Navigating in the Dark: A Multimodal Framework and Dataset for Nighttime Traffic Sign Recognition
Aditya Mishra, Akshay Agarwal, Haroon Lone
TL;DR
This work tackles nighttime traffic sign recognition by introducing INTSD, a real world Indian nighttime TSR dataset with 41 sign classes and 14,044 instances across six districts, plus daytime images for context. It then proposes LENS-Net, a two stage framework that combines an adaptive illumination aware detector with a multimodal CLIP GCNN classifier that leverages cross modal attention and graph based attribute reasoning. Empirical results show LENS-Net achieves state of the art performance on INTSD with $mAP@50=92.56\%$ for detection and $Acc=88.59\%$ for classification, with ablations confirming the contribution of adaptive image enhancement, CLIP driven text priors, and shape color graph reasoning.

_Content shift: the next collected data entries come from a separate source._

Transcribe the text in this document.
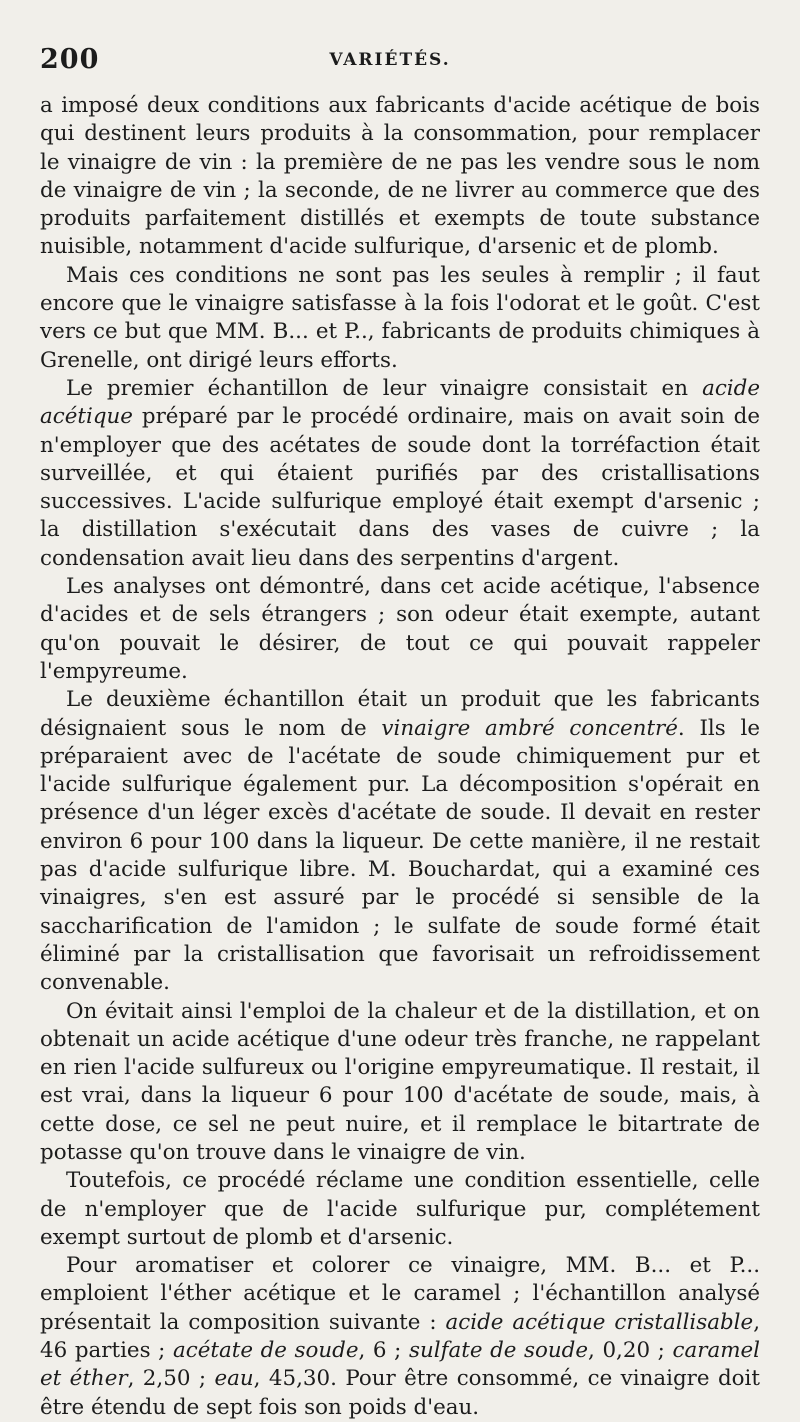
200	VARIÉTÉS.

a imposé deux conditions aux fabricants d'acide acétique de bois qui destinent leurs produits à la consommation, pour remplacer le vinaigre de vin : la première de ne pas les vendre sous le nom de vinaigre de vin ; la seconde, de ne livrer au commerce que des produits parfaitement distillés et exempts de toute substance nuisible, notamment d'acide sulfurique, d'arsenic et de plomb.

Mais ces conditions ne sont pas les seules à remplir ; il faut encore que le vinaigre satisfasse à la fois l'odorat et le goût. C'est vers ce but que MM. B... et P.., fabricants de produits chimiques à Grenelle, ont dirigé leurs efforts.

Le premier échantillon de leur vinaigre consistait en acide acétique préparé par le procédé ordinaire, mais on avait soin de n'employer que des acétates de soude dont la torréfaction était surveillée, et qui étaient purifiés par des cristallisations successives. L'acide sulfurique employé était exempt d'arsenic ; la distillation s'exécutait dans des vases de cuivre ; la condensation avait lieu dans des serpentins d'argent.

Les analyses ont démontré, dans cet acide acétique, l'absence d'acides et de sels étrangers ; son odeur était exempte, autant qu'on pouvait le désirer, de tout ce qui pouvait rappeler l'empyreume.

Le deuxième échantillon était un produit que les fabricants désignaient sous le nom de vinaigre ambré concentré. Ils le préparaient avec de l'acétate de soude chimiquement pur et l'acide sulfurique également pur. La décomposition s'opérait en présence d'un léger excès d'acétate de soude. Il devait en rester environ 6 pour 100 dans la liqueur. De cette manière, il ne restait pas d'acide sulfurique libre. M. Bouchardat, qui a examiné ces vinaigres, s'en est assuré par le procédé si sensible de la saccharification de l'amidon ; le sulfate de soude formé était éliminé par la cristallisation que favorisait un refroidissement convenable.

On évitait ainsi l'emploi de la chaleur et de la distillation, et on obtenait un acide acétique d'une odeur très franche, ne rappelant en rien l'acide sulfureux ou l'origine empyreumatique. Il restait, il est vrai, dans la liqueur 6 pour 100 d'acétate de soude, mais, à cette dose, ce sel ne peut nuire, et il remplace le bitartrate de potasse qu'on trouve dans le vinaigre de vin.

Toutefois, ce procédé réclame une condition essentielle, celle de n'employer que de l'acide sulfurique pur, complétement exempt surtout de plomb et d'arsenic.

Pour aromatiser et colorer ce vinaigre, MM. B... et P... emploient l'éther acétique et le caramel ; l'échantillon analysé présentait la composition suivante : acide acétique cristallisable, 46 parties ; acétate de soude, 6 ; sulfate de soude, 0,20 ; caramel et éther, 2,50 ; eau, 45,30. Pour être consommé, ce vinaigre doit être étendu de sept fois son poids d'eau.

The work also provides cross domain evaluation on RTSD to assess generalization, highlighting both the potential and the limitations of current multimodal approaches for robust TSR under adverse illumination, and sets a new benchmark for night time traffic sign recognition.
Abstract
Traffic signboards are vital for road safety and intelligent transportation systems, enabling navigation and autonomous driving. Yet, recognizing traffic signs at night remains challenging due to visual noise and scarcity of public nighttime datasets. Despite advances in vision architectures, existing methods struggle with robustness under low illumination and fail to leverage complementary mutlimodal cues effectively. To overcome these limitations, firstly, we introduce INTSD, a large-scale dataset comprising street-level night-time images of traffic signboards collected across diverse regions of India. The dataset spans 41 traffic signboard classes captured under varying lighting and weather conditions, providing a comprehensive benchmark for both detection and classification tasks. To benchmark INTSD for night-time sign recognition, we conduct extensive evaluations using state-of-the-art detection and classification models. Secondly, we propose LENS-Net, which integrates an adaptive image enhancement detector for joint illumination correction and sign localization, followed by a structured multimodal CLIP-GCNN classifier that leverages cross-modal attention and graph-based reasoning for robust and semantically consistent recognition. Our method surpasses existing frameworks, with ablation studies confirming the effectiveness of its key components. The dataset and code for LENS-Net is publicly available for research.